Más allá de las fuentes del Danubio hubo una rama de extraordinario poder, el olivo silvestre. Por ella fue Heracles para premiar al primer ganador de las competencias. Y también para sembrarla en el que, después, sería considerado Valle Sagrado. Abunda Calasso: “Esto fue siempre Olimpia: la sombra y la meta, el supremo exponerse, y el más profundo retraerse, el péndulo perfecto”.
Pasaron las generaciones y entre los reinados de Oxilio y de Ífito aquellos juegos cayeron en desuso. La gente, no muy pronto, los olvidó. Pero, platónicamente, los recordaron y cada vez que los recordaban añadían algo al programa de competencias. Conocer es recordar: “del acontecimiento no existe la novedad, sino el recuerdo”.
Calasso recurre, con una erudición de decatleta extraodinario, a Pausanias, quien candorosamente añade: es posible demostrarlo, en los juegos de la decimoctava olimpiada recordaron el pentatlón y la lucha.
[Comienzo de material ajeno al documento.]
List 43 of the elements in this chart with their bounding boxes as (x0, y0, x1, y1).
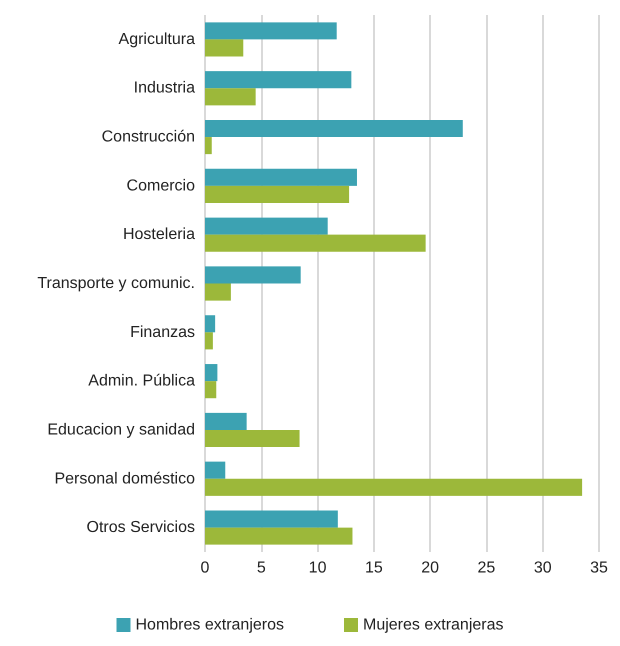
bar (205, 218, 328, 235)
x-tick-label: 0 (200, 560, 210, 576)
bar (205, 430, 300, 448)
bar (205, 332, 213, 350)
bar (205, 186, 350, 203)
y-tick-label: Transporte y comunic. (37, 275, 195, 292)
y-tick-label: Finanzas (130, 324, 195, 341)
legend-label: Mujeres extranjeras (363, 616, 504, 634)
x-tick-label: 5 (256, 560, 266, 576)
bar (205, 478, 582, 496)
x-tick-label: 25 (478, 560, 496, 576)
y-tick-label: Agricultura (118, 30, 196, 48)
bar (205, 284, 231, 301)
x-tick-label: 15 (364, 560, 383, 576)
bar (205, 315, 216, 332)
y-tick-label: Personal doméstico (54, 470, 196, 488)
bar (205, 364, 218, 382)
y-tick-label: Comercio (126, 177, 196, 194)
bar (205, 528, 352, 545)
x-tick-label: 10 (308, 560, 327, 576)
bar (205, 381, 216, 398)
bar (205, 137, 212, 154)
y-tick-label: Educacion y sanidad (47, 421, 195, 438)
bar (205, 266, 301, 284)
x-tick-label: 35 (590, 560, 608, 576)
y-tick-label: Otros Servicios (86, 519, 195, 536)
bar (205, 39, 244, 56)
y-tick-label: Admin. Pública (88, 372, 196, 390)
bar (205, 22, 337, 40)
bar (205, 510, 338, 528)
legend-label: Hombres extranjeros (136, 616, 284, 634)
bar (205, 88, 256, 106)
y-tick-label: Hosteleria (122, 226, 196, 244)
x-tick-label: 20 (421, 560, 440, 576)
y-tick-label: Industria (134, 80, 196, 97)
y-tick-label: Construcción (102, 128, 195, 146)
bar (205, 120, 463, 138)
bar (205, 234, 426, 252)
bar (205, 71, 352, 88)
x-tick-label: 30 (534, 560, 552, 576)
bar (205, 168, 357, 186)
bar (205, 412, 247, 430)
bar (205, 462, 226, 479)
En la página siguiente (158, en la edición de bolsillo de Anagrama), el florentino, radicado en Milán hasta su reciente muerte, dibuja una estampa de Instagram del templo de Zeus, edificado por Fidias con oro y marfil, que enorgulleció al mundo griego como ninguna otra:
Zeus iba tocado con una corona de olivo y sostenía en la mano derecha una Niké con una cinta y una corona. Debajo de cada una de las patas del trono había otras dos Nikés, con elfos danzantes. Pero, entre aquellas patas, ocurría algo más: Esfinges aladas transportaban en sus garras chiquillos tebanos y Apolo y Artemisa asaeteaban una vez más a los hijos de Niobe. Y el ojo, habituándose a la oscuridad animada, no paraba de descubrir nuevas escenas, esculpidas en los travesaños del trono. Cuanto más se miraba hacia abajo, más se multiplicaban las figuras.
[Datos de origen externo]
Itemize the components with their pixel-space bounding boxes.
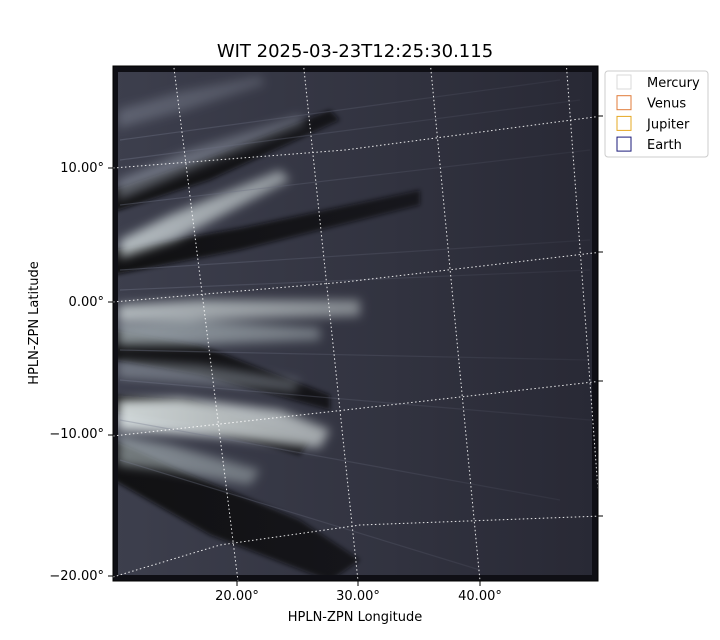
chart-title: WIT 2025-03-23T12:25:30.115 — [217, 41, 493, 62]
legend-label-venus: Venus — [647, 97, 686, 112]
plot-frame — [112, 65, 599, 582]
legend-box — [604, 70, 709, 158]
legend-swatch-jupiter — [616, 115, 632, 131]
grid-line-lat-0 — [112, 251, 603, 303]
right-ticks — [598, 115, 603, 517]
y-tick-label: 10.00° — [60, 161, 104, 176]
y-tick-label: −20.00° — [49, 569, 104, 584]
coronal-image — [113, 66, 598, 581]
grid-line-lat-m10 — [112, 380, 603, 437]
grid-line-lat-10 — [112, 115, 603, 169]
y-axis: 10.00° 0.00° −10.00° −20.00° HPLN-ZPN La… — [27, 161, 113, 584]
grid-line-lon-35 — [429, 59, 481, 582]
y-tick-label: −10.00° — [49, 427, 104, 442]
legend-swatch-earth — [616, 136, 632, 152]
legend-label-mercury: Mercury — [647, 76, 700, 91]
legend-label-jupiter: Jupiter — [646, 117, 690, 132]
legend-swatch-mercury — [616, 74, 632, 90]
legend: Mercury Venus Jupiter Earth — [604, 70, 709, 158]
x-tick-label: 20.00° — [215, 589, 259, 604]
legend-swatch-venus — [616, 95, 632, 111]
y-axis-label: HPLN-ZPN Latitude — [27, 261, 42, 384]
x-tick-label: 30.00° — [336, 589, 380, 604]
coordinate-grid — [112, 59, 603, 582]
x-axis-label: HPLN-ZPN Longitude — [288, 610, 423, 625]
x-axis: 20.00° 30.00° 40.00° HPLN-ZPN Longitude — [215, 581, 502, 625]
y-tick-label: 0.00° — [69, 295, 104, 310]
plot-area — [112, 59, 603, 582]
x-tick-label: 40.00° — [458, 589, 502, 604]
grid-line-lon-25 — [302, 59, 359, 582]
legend-label-earth: Earth — [647, 138, 682, 153]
Cuentan que cuando Fidias terminó la obra, hasta el propio padre de los dioses se admiró. El artista pidió una señal de aprobación y Zeus lanzó un relámpago sobre el fuego negro. Paolo Emilio dijo que Fidias había dado figura al Zeus de Homero. Sin quererlo, había demostrado que el dios no puede vivir por sí solo. Sin quererlo, había mostrado la esencia del politeísmo.
Advierte Calasso que fue la felicidad de los griegos, expertos en infelicidad. “En el Peloponeso, la verde espesura está encendida por una cualidad alucinatoria. Cuanto más raro, más intenso, y con algo de final. Todas las especies del verde se congregan alrededor de Olimpia, como en un tiempo todos los atletas de todas las ciudades en las que se hablaba griego: de la ácida fosforescencia de los pinos de Alepo a la oscura limpieza de los cipreses, a las franjas esmaltadas de los limones, a las cañas primordiales, sobre un fondo de colinas de perfiles suaves, el don de un hombre que se convirtió en río, Alfeo”.
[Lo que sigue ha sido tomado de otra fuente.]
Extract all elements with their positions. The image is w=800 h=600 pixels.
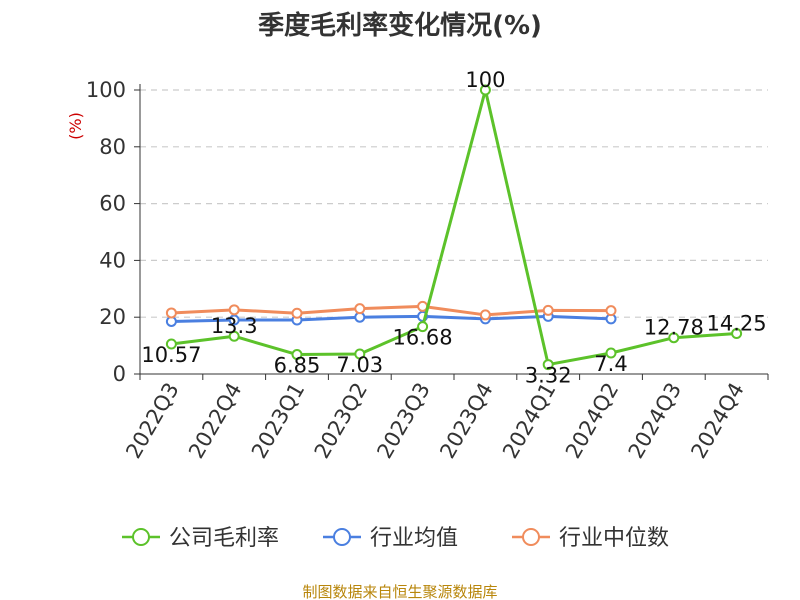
data-label: 12.78	[644, 316, 704, 340]
data-point[interactable]	[165, 307, 177, 319]
x-tick-label: 2022Q4	[184, 379, 246, 463]
legend-marker	[132, 528, 150, 546]
data-label: 6.85	[274, 354, 321, 378]
data-label: 13.3	[211, 314, 258, 338]
legend-label: 行业均值	[370, 526, 458, 551]
data-point[interactable]	[668, 332, 680, 344]
data-point[interactable]	[291, 349, 303, 361]
data-label: 16.68	[393, 326, 453, 350]
x-tick-label: 2022Q3	[121, 379, 183, 463]
x-tick-label: 2024Q3	[624, 379, 686, 463]
y-tick-label: 40	[99, 248, 126, 272]
data-point[interactable]	[417, 321, 429, 333]
data-point[interactable]	[228, 304, 240, 316]
data-point[interactable]	[542, 304, 554, 316]
legend-item-0[interactable]: 公司毛利率	[122, 526, 279, 551]
data-point[interactable]	[731, 328, 743, 340]
x-tick-label: 2024Q4	[686, 379, 748, 463]
x-tick-label: 2024Q2	[561, 379, 623, 463]
data-label: 7.4	[594, 352, 627, 376]
legend-marker	[522, 528, 540, 546]
data-point[interactable]	[542, 359, 554, 371]
legend-item-1[interactable]: 行业均值	[323, 526, 458, 551]
series-0	[165, 84, 743, 371]
data-label: 100	[465, 68, 505, 92]
source-note: 制图数据来自恒生聚源数据库	[302, 583, 497, 600]
chart-title: 季度毛利率变化情况(%)	[258, 10, 542, 41]
y-tick-label: 100	[86, 78, 126, 102]
legend-label: 公司毛利率	[169, 526, 279, 551]
data-point[interactable]	[354, 303, 366, 315]
legend[interactable]: 公司毛利率 行业均值 行业中位数	[122, 526, 669, 551]
data-point[interactable]	[479, 84, 491, 96]
data-label: 10.57	[141, 343, 201, 367]
y-axis-unit: (%)	[66, 112, 85, 140]
x-tick-label: 2024Q1	[498, 379, 560, 463]
legend-item-2[interactable]: 行业中位数	[512, 526, 669, 551]
data-label: 7.03	[336, 353, 383, 377]
data-point[interactable]	[228, 314, 240, 326]
series-line	[171, 304, 612, 317]
data-point[interactable]	[291, 307, 303, 319]
data-point[interactable]	[605, 305, 617, 317]
x-tick-label: 2023Q4	[435, 379, 497, 463]
data-point[interactable]	[354, 348, 366, 360]
data-label: 14.25	[707, 312, 767, 336]
y-tick-label: 60	[99, 192, 126, 216]
legend-marker	[333, 528, 351, 546]
x-tick-label: 2023Q2	[310, 379, 372, 463]
y-tick-label: 80	[99, 135, 126, 159]
y-tick-label: 0	[113, 362, 126, 386]
data-labels: 10.57 13.3 6.85 7.03 16.68 100 3.32 7.4 12.78 14.…	[141, 68, 766, 388]
data-point[interactable]	[228, 330, 240, 342]
series-2	[165, 300, 617, 321]
legend-label: 行业中位数	[559, 526, 669, 551]
data-point[interactable]	[479, 309, 491, 321]
x-tick-label: 2023Q3	[372, 379, 434, 463]
data-label: 3.32	[525, 364, 572, 388]
data-point[interactable]	[605, 347, 617, 359]
x-tick-label: 2023Q1	[247, 379, 309, 463]
series-layer	[165, 84, 743, 371]
y-tick-label: 20	[99, 305, 126, 329]
data-point[interactable]	[165, 338, 177, 350]
series-line	[171, 88, 737, 367]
Cuenta el mito que Alfeo fue un cazador. Un día, vio a Artemisa y se enamoró de ella. La siguió. Otra noche, la diosa quiso celebrar una fiesta con sus amigas no lejos de Olimpia. Antes que el cazador llegara a ellas, se embadurnaron la cara con arcilla. Alfeo tuvo que adivinar cuál de esos rostros era el de Artemisa. No supo qué hacer. Renunció a sus amorosas intenciones. Extrañamente, la diosa fue amable con el pretendiente. Lo dejó ir. A otros, como Acteón, los hizo devorar por los perros. Luego, el cazador pretendió otro romance, con una vicaria de Artemisa, la ninfa Aretusa. La persiguió. Aretusa cruzó el mar y se transformó en una corriente cerca de Siracusa.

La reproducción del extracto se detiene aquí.